Un mensaje de servicio al cliente del Banco Huaqi decía: «Su cuenta ha notado un depósito de fondos grande e inusual.
Ha sido congelada temporalmente para verificación y requerirá un día hábil para descongelarse, o puede visitar una sucursal del Banco Huaqi para solucionar los problemas».
¡¡Mierda!!
Gu Changsheng estaba a punto de maldecir.

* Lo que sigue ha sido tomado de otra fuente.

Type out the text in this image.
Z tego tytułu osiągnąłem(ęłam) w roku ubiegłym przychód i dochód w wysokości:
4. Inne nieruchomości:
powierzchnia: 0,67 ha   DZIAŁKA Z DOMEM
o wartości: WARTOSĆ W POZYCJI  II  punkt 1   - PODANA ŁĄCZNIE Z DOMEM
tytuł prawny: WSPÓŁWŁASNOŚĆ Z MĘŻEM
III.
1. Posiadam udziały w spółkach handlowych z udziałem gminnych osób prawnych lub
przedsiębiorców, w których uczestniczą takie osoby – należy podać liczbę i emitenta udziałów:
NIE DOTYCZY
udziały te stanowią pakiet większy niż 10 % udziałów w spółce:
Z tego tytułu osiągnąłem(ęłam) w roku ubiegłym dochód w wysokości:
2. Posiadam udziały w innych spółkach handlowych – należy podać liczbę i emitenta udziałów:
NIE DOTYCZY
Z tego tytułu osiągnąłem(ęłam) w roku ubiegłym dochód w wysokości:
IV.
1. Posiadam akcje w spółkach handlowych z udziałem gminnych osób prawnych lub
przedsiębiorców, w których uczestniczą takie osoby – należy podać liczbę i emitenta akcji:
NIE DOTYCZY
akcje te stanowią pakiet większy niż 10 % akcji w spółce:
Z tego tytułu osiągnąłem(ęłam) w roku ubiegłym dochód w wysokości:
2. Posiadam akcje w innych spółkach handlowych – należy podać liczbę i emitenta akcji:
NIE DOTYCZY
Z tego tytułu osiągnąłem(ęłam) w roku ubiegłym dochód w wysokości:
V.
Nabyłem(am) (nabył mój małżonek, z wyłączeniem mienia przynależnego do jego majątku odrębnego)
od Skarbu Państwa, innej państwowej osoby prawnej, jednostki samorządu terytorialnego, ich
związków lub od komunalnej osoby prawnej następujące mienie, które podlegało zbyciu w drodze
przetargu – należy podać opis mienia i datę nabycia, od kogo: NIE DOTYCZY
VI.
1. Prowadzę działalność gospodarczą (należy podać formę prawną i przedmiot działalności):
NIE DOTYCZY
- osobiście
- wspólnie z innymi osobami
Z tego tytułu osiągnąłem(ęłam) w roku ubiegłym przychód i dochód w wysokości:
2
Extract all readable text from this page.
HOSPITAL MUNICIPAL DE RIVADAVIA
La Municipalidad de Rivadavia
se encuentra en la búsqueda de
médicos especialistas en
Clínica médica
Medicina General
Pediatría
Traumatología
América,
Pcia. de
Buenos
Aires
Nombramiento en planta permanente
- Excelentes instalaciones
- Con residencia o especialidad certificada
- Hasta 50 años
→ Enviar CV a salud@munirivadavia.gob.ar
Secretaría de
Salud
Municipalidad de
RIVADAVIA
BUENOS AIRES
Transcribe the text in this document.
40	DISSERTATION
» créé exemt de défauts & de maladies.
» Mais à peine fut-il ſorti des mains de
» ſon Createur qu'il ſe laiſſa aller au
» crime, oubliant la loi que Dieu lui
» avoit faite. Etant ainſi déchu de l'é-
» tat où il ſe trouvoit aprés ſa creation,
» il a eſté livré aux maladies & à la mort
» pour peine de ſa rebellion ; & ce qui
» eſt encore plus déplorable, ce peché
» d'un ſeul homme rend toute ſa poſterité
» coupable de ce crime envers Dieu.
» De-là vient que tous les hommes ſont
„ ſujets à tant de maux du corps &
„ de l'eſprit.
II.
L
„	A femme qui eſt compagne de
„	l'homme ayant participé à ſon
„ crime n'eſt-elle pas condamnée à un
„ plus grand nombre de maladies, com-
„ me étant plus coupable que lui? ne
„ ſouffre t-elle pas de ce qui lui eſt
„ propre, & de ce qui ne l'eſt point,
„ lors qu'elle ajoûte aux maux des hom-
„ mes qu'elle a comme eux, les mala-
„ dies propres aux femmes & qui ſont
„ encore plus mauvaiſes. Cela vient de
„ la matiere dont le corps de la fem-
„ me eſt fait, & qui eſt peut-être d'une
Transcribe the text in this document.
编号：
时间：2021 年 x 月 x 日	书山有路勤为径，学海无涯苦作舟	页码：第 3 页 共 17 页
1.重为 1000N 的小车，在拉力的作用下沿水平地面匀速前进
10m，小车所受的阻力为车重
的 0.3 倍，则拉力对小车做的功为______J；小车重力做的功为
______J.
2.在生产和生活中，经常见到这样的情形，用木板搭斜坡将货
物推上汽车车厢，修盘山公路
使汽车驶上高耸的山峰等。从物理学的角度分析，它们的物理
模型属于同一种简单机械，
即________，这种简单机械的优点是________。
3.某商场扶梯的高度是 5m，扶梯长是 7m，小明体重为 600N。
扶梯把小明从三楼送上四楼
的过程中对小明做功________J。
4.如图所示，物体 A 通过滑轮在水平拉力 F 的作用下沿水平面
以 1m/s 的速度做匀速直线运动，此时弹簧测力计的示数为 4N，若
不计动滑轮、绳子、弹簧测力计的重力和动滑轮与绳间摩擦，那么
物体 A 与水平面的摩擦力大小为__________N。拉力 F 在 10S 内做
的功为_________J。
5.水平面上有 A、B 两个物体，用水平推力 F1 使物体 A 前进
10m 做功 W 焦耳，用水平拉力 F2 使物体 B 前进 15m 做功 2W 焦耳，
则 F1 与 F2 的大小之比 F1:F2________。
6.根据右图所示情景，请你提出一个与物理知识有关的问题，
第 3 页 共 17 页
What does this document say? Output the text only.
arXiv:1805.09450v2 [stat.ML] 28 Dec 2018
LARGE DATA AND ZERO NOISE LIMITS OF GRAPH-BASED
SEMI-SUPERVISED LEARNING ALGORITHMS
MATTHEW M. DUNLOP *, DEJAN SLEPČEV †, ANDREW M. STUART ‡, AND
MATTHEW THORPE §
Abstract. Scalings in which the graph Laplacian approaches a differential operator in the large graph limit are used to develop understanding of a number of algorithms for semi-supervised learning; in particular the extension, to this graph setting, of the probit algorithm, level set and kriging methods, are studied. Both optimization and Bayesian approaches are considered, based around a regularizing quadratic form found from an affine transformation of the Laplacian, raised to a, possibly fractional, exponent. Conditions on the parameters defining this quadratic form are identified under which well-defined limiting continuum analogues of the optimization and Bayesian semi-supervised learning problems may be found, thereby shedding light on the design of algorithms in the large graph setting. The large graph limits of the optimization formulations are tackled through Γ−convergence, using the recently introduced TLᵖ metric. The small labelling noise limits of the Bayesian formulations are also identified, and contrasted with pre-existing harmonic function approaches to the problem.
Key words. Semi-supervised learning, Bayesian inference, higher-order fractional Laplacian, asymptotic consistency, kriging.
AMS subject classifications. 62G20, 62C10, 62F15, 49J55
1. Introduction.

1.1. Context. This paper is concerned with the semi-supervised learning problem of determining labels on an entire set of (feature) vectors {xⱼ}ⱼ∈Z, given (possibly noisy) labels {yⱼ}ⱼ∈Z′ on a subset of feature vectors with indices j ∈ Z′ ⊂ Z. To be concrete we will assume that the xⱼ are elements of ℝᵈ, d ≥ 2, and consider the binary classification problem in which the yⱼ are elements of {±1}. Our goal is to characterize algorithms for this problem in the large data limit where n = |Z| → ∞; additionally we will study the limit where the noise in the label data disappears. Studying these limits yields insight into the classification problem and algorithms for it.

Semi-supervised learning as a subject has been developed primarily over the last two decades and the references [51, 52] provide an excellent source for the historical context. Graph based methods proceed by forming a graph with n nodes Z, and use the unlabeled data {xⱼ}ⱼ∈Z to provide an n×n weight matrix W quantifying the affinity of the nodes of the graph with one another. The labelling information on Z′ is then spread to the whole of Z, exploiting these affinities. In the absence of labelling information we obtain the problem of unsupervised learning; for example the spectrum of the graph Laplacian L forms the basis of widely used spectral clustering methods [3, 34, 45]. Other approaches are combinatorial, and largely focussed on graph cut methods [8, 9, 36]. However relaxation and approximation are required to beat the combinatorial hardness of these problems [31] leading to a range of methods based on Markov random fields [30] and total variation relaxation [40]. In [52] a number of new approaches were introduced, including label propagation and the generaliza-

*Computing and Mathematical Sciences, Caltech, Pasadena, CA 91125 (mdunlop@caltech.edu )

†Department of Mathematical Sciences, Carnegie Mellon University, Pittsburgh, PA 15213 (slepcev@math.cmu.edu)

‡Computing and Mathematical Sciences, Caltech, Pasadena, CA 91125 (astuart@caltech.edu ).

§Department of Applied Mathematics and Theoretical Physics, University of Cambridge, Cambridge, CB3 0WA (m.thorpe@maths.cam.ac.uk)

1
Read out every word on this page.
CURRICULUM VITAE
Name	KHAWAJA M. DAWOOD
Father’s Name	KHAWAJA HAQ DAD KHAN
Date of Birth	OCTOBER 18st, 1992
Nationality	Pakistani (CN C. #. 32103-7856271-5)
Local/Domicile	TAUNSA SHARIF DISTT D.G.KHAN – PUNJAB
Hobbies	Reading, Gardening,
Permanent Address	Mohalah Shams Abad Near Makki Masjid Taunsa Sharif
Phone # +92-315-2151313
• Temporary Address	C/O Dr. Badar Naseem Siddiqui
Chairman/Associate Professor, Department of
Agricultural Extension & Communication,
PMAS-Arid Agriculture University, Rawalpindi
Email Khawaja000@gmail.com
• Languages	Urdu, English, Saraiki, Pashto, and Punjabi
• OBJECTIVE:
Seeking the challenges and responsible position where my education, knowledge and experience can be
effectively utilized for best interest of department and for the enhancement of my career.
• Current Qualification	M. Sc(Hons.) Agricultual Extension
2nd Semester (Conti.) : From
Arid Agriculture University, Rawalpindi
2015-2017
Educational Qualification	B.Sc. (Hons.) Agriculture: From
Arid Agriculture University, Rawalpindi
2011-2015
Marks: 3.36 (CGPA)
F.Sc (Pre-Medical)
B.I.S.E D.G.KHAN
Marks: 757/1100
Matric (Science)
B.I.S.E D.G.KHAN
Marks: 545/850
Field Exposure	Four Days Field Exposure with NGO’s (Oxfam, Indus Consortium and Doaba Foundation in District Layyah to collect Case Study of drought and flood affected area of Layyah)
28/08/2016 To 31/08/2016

Para transacciones grandes, el banco definitivamente tenía que verificar las cuentas para prevenir lavado de dinero o fraude.
Mientras que el rastro del dinero fuera limpio, naturalmente sería descongelado, pero ciertamente habría un período de congelamiento antes de eso.
Wang Jianfei, observando las cambiantes expresiones de Gu Changsheng, estaba interiormente encantado.
—Gu Changsheng, ¿qué sugieres que hagamos ahora?
—¿Deberíamos todos sufrir contigo?
—Si te has quedado sin dinero, deberías haberlo dicho antes.
¿Cómo puedes comer y escapar?
Gu Changsheng se quedó sin palabras.
Wang Jianfei continuó con una sonrisa:
—De lo contrario, ¿por qué no haces que venga tu esposa a pagar la cuenta?
—¡Lo haré yo!
—Jiao Man se puso de pie—.
¡Pagaré por ti primero, y me lo puedes devolver después!
¿Devolver después?
¡Quién lo creería!
Estaba claro que Jiao Man estaba pagando de su propio bolsillo, y si le devolverían el dinero era otro asunto.
Inmediatamente, murmullos se extendieron entre los presentes.
—¿Cómo pudo Gu Changsheng hacer esto?
—Tiene esposa, pero Jiao Man tiene que pagar la cuenta…
es como si estuviera viviendo a costa de una mujer, ¡y esa mujer es la belleza de nuestro campus!
—Si yo fuera él, preferiría romperme la cabeza y acabar con todo.
—Jiao Man, deberías hacer que lo resuelva él mismo.
¿No insistió en que todos pidiéramos libremente, afirmando que no es como Zhang Feifan, que se preocuparía por unas cuantas botellas de vino y platos?